Aesthetically, 18. Ne4! is a stunning defensive move that protects the enprise Bishop with the threat of the Knight Fork, while also clearing a path for the advance of the dangerous a-file passer.

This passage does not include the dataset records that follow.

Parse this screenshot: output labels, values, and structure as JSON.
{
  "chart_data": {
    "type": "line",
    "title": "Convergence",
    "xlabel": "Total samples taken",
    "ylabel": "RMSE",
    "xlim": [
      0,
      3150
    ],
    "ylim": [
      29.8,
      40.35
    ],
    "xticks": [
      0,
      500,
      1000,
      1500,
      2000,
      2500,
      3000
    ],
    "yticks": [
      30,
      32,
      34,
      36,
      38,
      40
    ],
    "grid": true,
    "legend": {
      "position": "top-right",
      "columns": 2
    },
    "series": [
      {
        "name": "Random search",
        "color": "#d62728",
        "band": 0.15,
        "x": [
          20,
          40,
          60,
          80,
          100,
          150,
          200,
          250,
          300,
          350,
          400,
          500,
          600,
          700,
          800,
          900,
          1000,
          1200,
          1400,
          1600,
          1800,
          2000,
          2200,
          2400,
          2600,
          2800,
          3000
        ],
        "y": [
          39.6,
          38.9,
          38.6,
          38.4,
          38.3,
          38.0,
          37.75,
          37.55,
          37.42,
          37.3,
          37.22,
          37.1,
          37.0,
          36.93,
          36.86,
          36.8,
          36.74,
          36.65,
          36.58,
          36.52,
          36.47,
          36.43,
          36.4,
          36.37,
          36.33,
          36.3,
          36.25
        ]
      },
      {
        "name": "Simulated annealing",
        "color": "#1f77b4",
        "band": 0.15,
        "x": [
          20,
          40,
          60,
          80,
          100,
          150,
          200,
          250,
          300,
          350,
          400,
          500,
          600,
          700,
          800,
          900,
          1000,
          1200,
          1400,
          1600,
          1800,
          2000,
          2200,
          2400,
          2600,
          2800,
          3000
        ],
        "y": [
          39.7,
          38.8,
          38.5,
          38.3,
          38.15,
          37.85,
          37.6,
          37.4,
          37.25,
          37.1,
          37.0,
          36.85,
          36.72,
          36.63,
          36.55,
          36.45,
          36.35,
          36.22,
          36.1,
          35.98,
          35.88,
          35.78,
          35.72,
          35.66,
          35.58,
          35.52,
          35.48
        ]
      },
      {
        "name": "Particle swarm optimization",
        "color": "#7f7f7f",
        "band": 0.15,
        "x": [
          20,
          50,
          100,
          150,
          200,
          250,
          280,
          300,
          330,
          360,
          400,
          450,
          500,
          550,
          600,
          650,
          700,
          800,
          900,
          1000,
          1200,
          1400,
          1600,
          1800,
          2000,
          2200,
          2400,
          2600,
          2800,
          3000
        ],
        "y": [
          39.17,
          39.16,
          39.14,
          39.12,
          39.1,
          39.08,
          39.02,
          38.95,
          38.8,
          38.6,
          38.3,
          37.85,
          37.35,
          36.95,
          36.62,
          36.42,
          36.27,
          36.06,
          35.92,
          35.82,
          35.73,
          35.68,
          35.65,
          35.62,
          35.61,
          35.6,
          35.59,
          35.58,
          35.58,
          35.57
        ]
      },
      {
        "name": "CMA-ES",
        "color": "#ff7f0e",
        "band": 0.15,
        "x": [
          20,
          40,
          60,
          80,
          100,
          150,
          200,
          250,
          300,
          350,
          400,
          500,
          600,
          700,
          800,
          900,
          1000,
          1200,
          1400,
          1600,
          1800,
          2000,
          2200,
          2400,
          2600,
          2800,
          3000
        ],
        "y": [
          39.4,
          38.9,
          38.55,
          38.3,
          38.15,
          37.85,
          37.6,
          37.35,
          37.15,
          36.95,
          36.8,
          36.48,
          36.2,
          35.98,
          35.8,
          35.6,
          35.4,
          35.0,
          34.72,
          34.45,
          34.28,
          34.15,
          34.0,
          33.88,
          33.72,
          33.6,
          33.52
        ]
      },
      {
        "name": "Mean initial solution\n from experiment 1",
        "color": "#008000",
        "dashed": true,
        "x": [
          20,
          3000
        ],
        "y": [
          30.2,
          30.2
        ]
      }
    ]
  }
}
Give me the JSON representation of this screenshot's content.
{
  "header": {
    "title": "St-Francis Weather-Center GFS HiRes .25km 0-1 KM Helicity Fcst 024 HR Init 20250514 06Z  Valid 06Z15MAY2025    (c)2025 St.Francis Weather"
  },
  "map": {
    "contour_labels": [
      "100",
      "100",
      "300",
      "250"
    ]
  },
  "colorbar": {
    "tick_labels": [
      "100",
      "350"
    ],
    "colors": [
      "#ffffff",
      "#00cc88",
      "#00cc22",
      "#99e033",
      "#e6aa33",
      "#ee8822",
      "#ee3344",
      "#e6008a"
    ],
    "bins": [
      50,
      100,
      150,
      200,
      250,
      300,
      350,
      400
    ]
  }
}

Following the subtle miscue 26...Rd5?, Nakamura's "forced" 27. Nge4! forces the advance of the passed pawn and a decisive win of the exchange. He could have forced the issue a bit quicker with the pretty alternative 30. Bc8!, but still appeared to have a win in the game continuation.

Black's best chances to improve appear to me to be with 2...Ne4, 13...Nc6 and perhaps 26...Bd6!? (with some drawing chances in a complex endgame).

Feb-22-05  aw1988: <patzer2> I am no computer chess expert, yet I would assume if you left Ne4 analyzing long enough the computers would realize it?
Feb-22-05  aw1988: Also, 18. Ne4 would go well in your "End Game Tactics" collection.